Mr Trump’s chances of using taxes on trade to force foreign governments to obey his wishes seem slim, however, with major global South economies remaining defiant.
Brazilian President Luiz Inacio “Lula” da Silva told the Reuters news agency that he would call his Indian and Chinese counterparts to plan a joint response by the Brics bloc.
Members of Brics, named after its founders Brazil, Russia, India, China and South Africa, have been a target of Mr Trump’s ire, with the US leader threatening additional 10 per cent tariffs on countries that “align” with them — yet US tariffs appear to have brought their co-operation, which Washington sees as a threat to its hegemony, to a new level.
Lula, as the Brazilian president is known, said that Mr Trump intended “to dismantle multilateralism, where agreements are made collectively within institutions, and replace it with unilateralism, where he negotiates one on one,” but that Brazil would not be bullied. He would call his US counterpart when he believed he was ready to talk but had no intention of doing so currently as he was not prepared to be humiliated, Lula added.

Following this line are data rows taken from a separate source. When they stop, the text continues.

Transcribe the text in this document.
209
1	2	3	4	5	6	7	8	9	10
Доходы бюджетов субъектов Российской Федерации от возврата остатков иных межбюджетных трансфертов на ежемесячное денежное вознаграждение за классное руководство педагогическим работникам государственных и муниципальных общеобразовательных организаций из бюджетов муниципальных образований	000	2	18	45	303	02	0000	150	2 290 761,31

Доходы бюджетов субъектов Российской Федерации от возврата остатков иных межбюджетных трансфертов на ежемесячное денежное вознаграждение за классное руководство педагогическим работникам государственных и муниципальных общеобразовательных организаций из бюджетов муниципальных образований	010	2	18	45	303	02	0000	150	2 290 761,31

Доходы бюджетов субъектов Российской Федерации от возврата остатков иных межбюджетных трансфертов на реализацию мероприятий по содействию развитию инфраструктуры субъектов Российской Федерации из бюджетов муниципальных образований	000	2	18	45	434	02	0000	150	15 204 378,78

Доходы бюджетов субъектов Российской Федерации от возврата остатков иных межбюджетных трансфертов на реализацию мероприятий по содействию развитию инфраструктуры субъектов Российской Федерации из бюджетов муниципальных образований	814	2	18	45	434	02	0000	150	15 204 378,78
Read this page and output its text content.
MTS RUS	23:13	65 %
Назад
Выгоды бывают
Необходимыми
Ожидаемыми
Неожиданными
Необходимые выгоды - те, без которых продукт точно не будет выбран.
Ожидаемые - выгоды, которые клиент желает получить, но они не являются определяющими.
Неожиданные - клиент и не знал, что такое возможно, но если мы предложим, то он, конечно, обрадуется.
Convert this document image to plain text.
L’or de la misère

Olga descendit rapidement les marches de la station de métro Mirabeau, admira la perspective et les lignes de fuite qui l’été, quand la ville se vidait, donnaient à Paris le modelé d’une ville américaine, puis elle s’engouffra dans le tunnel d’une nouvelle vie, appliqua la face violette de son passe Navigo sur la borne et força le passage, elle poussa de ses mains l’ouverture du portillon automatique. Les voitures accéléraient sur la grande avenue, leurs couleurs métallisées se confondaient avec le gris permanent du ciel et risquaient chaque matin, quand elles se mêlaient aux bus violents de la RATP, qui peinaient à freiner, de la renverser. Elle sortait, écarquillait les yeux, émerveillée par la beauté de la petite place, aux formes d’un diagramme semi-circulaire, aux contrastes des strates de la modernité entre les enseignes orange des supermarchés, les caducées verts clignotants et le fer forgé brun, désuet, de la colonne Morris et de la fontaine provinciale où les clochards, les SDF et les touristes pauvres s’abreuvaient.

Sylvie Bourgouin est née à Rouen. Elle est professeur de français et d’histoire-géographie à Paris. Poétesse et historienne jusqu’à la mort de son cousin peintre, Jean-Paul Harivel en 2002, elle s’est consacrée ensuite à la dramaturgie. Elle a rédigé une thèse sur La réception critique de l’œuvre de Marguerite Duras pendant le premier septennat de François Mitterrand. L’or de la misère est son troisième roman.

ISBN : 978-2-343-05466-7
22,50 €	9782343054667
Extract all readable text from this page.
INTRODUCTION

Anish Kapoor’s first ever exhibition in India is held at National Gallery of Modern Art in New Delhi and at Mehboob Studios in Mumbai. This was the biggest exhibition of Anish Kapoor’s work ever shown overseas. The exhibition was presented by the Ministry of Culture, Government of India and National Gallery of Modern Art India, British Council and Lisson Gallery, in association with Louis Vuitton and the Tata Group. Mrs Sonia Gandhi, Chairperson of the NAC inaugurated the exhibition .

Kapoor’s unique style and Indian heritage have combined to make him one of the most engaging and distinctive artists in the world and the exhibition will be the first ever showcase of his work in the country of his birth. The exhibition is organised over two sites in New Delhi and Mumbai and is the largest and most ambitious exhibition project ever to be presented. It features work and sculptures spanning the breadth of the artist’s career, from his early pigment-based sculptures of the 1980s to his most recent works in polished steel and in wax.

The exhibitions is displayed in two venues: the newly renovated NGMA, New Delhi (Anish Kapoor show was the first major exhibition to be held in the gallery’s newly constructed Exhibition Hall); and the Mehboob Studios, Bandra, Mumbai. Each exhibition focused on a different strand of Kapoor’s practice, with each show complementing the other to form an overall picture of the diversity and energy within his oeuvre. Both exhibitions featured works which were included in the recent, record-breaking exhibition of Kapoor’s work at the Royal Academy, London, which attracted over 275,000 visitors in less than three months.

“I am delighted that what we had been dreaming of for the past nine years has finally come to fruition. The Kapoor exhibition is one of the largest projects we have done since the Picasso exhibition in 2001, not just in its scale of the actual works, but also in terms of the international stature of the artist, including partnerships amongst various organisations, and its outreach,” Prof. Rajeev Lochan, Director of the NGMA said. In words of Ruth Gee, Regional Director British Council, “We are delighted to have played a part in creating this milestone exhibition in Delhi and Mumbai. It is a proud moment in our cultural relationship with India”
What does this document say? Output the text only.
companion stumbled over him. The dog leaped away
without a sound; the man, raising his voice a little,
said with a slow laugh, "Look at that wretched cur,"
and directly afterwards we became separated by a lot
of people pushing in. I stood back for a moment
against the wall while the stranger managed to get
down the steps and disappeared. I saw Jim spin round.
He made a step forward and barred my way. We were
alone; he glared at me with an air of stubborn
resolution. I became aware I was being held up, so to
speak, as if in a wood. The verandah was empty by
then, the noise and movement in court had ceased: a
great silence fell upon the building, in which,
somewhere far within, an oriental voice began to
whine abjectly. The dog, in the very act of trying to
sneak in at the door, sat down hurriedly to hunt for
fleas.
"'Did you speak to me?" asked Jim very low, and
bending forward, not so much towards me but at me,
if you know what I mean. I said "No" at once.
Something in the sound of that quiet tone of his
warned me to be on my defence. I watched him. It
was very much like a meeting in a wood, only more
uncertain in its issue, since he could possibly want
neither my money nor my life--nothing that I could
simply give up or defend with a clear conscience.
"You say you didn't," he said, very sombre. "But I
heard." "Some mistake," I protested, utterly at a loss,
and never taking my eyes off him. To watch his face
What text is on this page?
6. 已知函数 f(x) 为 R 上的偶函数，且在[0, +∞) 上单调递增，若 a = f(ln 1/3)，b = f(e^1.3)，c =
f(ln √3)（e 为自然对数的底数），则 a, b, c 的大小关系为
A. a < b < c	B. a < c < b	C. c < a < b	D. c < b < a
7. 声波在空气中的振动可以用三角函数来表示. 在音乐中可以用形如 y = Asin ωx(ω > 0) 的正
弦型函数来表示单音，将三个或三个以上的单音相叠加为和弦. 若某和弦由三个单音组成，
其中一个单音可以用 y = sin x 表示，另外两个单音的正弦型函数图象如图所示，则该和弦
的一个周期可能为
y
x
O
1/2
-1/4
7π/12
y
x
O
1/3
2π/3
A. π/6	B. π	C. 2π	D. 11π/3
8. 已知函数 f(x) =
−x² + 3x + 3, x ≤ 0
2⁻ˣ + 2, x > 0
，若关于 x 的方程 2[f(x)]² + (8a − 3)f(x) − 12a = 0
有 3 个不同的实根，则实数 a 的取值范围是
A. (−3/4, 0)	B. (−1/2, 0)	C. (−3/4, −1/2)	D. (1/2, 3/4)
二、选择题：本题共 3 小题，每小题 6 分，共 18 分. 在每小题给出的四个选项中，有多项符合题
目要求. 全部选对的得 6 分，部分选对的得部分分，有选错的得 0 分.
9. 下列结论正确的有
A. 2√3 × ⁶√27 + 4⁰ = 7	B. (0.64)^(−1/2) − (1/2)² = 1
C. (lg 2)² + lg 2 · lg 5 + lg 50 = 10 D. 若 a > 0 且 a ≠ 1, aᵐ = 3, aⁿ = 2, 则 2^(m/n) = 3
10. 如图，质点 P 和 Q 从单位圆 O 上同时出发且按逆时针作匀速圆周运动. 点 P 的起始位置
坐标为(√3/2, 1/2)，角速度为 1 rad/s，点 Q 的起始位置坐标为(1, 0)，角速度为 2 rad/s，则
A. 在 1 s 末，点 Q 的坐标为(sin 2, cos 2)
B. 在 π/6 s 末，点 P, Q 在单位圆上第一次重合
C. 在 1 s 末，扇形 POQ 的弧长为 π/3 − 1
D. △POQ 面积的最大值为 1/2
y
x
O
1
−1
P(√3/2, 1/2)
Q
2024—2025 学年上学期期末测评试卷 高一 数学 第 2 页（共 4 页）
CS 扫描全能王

The Indian government said the tariffs — raised to 50 per cent like Brazil’s, in its case because of its purchase of oil from Russia — were “unfair and unfortunate.” It would not negotiate its own energy security, it added, while Prime Minister Narendra Modi told farmers in New Delhi yesterday that he would “never compromise” on their interests to secure a trade deal with the United States.
Though Mr Trump struck a jubilant tone as the tariffs kicked in, bragging that the US was “taking in hundreds of billions of dollars in tariffs,” they amount to a heavy tax on imported goods for US customers, with Yale University’s Budget Lab calculating US residents will pay an average 18.3 per cent more on imports — the highest rate since 1934.
Switzerland’s Federal Council was due to meet tonight after President Karin Keller-Sutter returned empty handed from the US, where she had hoped to avert 39 per cent tariffs. Products from the European Union, Japan and South Korea will be taxed at 15 per cent.